So instead, I wondered if it would be possible split nd3_matrix
into more manageable chunks, and write to a database to allow more efficient post-processing, like this:
# Create a temporary duckdb database
con <- dbConnect(duckdb::duckdb(dbdir = "preds_m3.duckdb"))

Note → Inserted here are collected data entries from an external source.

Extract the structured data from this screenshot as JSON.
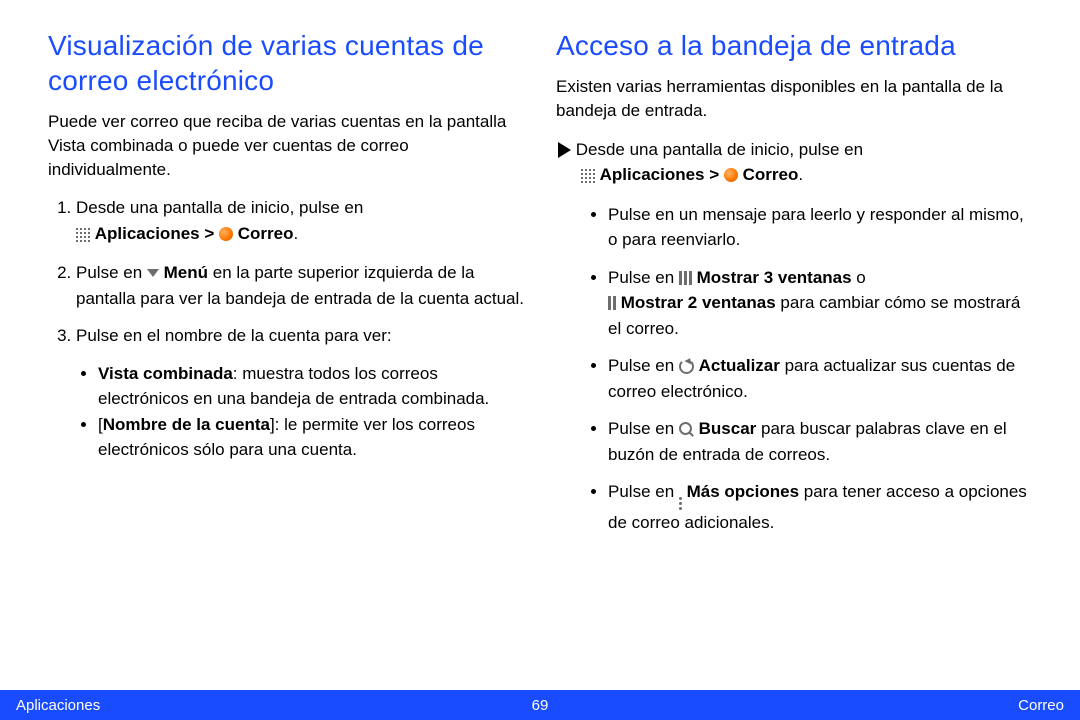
{
  "left": {
    "heading": "Visualización de varias cuentas de correo electrónico",
    "intro": "Puede ver correo que reciba de varias cuentas en la pantalla Vista combinada o puede ver cuentas de correo individualmente.",
    "step1_a": "Desde una pantalla de inicio, pulse en ",
    "step1_apps": "Aplicaciones",
    "step1_gt": " > ",
    "step1_mail": "Correo",
    "step1_dot": ".",
    "step2_a": "Pulse en ",
    "step2_menu": "Menú",
    "step2_b": " en la parte superior izquierda de la pantalla para ver la bandeja de entrada de la cuenta actual.",
    "step3": "Pulse en el nombre de la cuenta para ver:",
    "step3_b1_bold": "Vista combinada",
    "step3_b1_rest": ": muestra todos los correos electrónicos en una bandeja de entrada combinada.",
    "step3_b2_a": "[",
    "step3_b2_bold": "Nombre de la cuenta",
    "step3_b2_b": "]: le permite ver los correos electrónicos sólo para una cuenta."
  },
  "right": {
    "heading": "Acceso a la bandeja de entrada",
    "intro": "Existen varias herramientas disponibles en la pantalla de la bandeja de entrada.",
    "lead_a": "Desde una pantalla de inicio, pulse en ",
    "lead_apps": "Aplicaciones",
    "lead_gt": " > ",
    "lead_mail": "Correo",
    "lead_dot": ".",
    "b1": "Pulse en un mensaje para leerlo y responder al mismo, o para reenviarlo.",
    "b2_a": "Pulse en ",
    "b2_show3": "Mostrar 3 ventanas",
    "b2_mid": " o ",
    "b2_show2": "Mostrar 2 ventanas",
    "b2_end": " para cambiar cómo se mostrará el correo.",
    "b3_a": "Pulse en ",
    "b3_refresh": "Actualizar",
    "b3_end": " para actualizar sus cuentas de correo electrónico.",
    "b4_a": "Pulse en ",
    "b4_search": "Buscar",
    "b4_end": " para buscar palabras clave en el buzón de entrada de correos.",
    "b5_a": "Pulse en ",
    "b5_more": "Más opciones",
    "b5_end": " para tener acceso a opciones de correo adicionales."
  },
  "footer": {
    "left": "Aplicaciones",
    "center": "69",
    "right": "Correo"
  }
}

#make a function to write a table to database for each `nest_id`
write_preds <- function(nest_value, ndraws){
temp <- nd3_matrix %>%
group_nest(sex, reading, tb_contact, age_z) %>%
mutate(nest_id = row_number()) %>%
unnest() %>%
ungroup() %>%
filter(nest_id==nest_value) %>%
add_epred_draws(object=m3, re_formula = NA, ndraws = ndraws) %>%
filter(.category == 0) %>%
mutate(.epred = 1 - .epred)
dbWriteTable(con, paste0("processed_data", "_", nest_value), temp, append = TRUE)
}
#Now run for all groups, and save results to database
nest_ids <- nd3_matrix %>%
group_nest(sex, reading, tb_contact, age_z) %>%
mutate(nest_id = row_number()) %>%
unnest() %>%
ungroup() %>%
distinct(nest_id) %>%
pull(nest_id)
walk(nest_ids, .f = \(x) write_preds(nest_value = x, ndraws = 100)) #still only 100 draws... but
# Disconnect from the DuckDB database
dbDisconnect(con)
This seems to work (within a reasonable hour or so), and allows me to work with predictions using dbplyr
that might not otherwise be possible. But wondering if there are any ways to future optimise this, and potentially increase the ndraws
possible?
Thanks!